Cassiopeia: New Audio Splitter Superior to Spleeter and UMX

gavinray · on Oct 23, 2021

I know this comes off as "Eugh, that guy"

And I don't mean it this way.

But from a marketing standpoint, "Audio Splitter" is probably not the term you want to use for this.

I only knew what this was because of frequently using Spleeter, Demucs, OpenUnmix etc to do Music Source Separation for hobbyist electronic music production on weekends.

"Audio Splitter" made me think it was some hardware device for redirecting audio streams. Like the thing that let's you connect multiple headphones to one jack.

For technical folk, the term they're probably searching is "Music Source Separation"

For audio folk, it's likely "Automatic stem extraction/isolation"

To the layperson, I'm not sure -- "How to convert song into individual parts"?

Last point I have no issue with: but you may face some hurdles due to the rest of this research area being very transparent and OSS.

abetusk · on Oct 23, 2021

Spleeter and UMX are both FOSS [0] [1], whereas, as far as I can tell, Cassiopeia is not.

[0] https://github.com/deezer/spleeter/blob/master/LICENSE

[1] https://github.com/sigsep/open-unmix-pytorch

CharlesW · on Oct 23, 2021

And since they're comparing closed source offerings, it seems notable that iZotope RX (which can isolate not just vocals but also percussion and bass) isn't in the mix.

IndySun · on Oct 26, 2021

Izotope RX is spleeter, tweaked.

CharlesW · on Oct 27, 2021

It's great to know its origin story, thank you!

IndySun · on Oct 27, 2021

https://github.com/deezer/spleeter#projects-and-softwares-us...

Mentioned here.
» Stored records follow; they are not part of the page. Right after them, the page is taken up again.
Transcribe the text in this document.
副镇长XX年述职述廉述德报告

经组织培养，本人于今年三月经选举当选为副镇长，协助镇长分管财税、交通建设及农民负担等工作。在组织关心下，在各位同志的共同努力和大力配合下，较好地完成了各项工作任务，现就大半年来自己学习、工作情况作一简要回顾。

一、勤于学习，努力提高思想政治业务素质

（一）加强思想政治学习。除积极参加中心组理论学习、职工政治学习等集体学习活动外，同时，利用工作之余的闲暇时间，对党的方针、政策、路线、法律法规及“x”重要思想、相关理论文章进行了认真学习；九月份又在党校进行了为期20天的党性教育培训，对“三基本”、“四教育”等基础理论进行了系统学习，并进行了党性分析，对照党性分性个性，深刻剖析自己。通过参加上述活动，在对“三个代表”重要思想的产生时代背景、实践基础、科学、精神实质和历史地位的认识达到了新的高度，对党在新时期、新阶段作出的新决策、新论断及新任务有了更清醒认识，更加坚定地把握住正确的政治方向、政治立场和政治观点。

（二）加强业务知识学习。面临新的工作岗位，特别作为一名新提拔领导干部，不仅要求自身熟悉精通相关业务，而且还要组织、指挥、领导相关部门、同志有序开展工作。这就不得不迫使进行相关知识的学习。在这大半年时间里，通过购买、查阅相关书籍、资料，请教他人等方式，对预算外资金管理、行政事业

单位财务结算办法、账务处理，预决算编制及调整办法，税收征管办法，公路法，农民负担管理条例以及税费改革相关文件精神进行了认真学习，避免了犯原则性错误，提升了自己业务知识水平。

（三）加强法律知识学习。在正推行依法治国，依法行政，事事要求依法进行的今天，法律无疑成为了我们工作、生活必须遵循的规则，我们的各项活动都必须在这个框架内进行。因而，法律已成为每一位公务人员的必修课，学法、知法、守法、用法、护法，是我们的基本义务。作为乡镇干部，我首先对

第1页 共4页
It's not a significantly different or better implementation than bog standard Spleeters elsewhere, true to Izotopes exaggeratory marketing.

beezischillin · on Oct 23, 2021

I just tried this and it's pretty nice. It's still not perfect but it's getting there.

I ran the theme song from the credits of Cyberpunk 2077 and the resulting vocal has tiny bits of instrumental elements in it every now and then but in parts it's perfect.

That song turned out to be a pretty good benchmark (plus I kinda wanted the vocals anyway), because it has a lot of reverb, stereo imaging trickery and various other effects on the instruments and the vocal. The instrumental didn't really come out too well, sadly. But the vocal is very usable! The Deezer one was noticeably worse on the vocals but to be honest even that one was amazing to see in action.

Compared to an AI like this the way people used to sweat blood to try to get something usable for a remix or a sample out of a song seems so archaic.

I might reinstall my DAW and instruments and play around with the extracted vocals now. :)

sdenton4 · on Oct 23, 2021

Is there a paper on how they're resynthesizing phase components? IME neutral networks are real real bad at handling fft phase, so separation tend to use frequency making, or use a learned filter bank.

gavinray · on Oct 23, 2021

There's maybe something useful for you here?

https://github.com/facebookresearch/demucs

https://github.com/sigsep/open-unmix-pytorch

https://github.com/bytedance/music_source_separation

https://github.com/deezer/spleeter

sdenton4 · on Oct 23, 2021

Looks like demucs is using a learned filter bank (so no handling of fft phase), and open umix and spleeter are using spectrogram magnitude masking (just reuse phase from original fft in all channels). Can't immediately tell what bytedance is doing.

herodotus · on Oct 23, 2021

How well would this kind of splitter work for Opera? I suspect that the separation problem is significantly more difficult.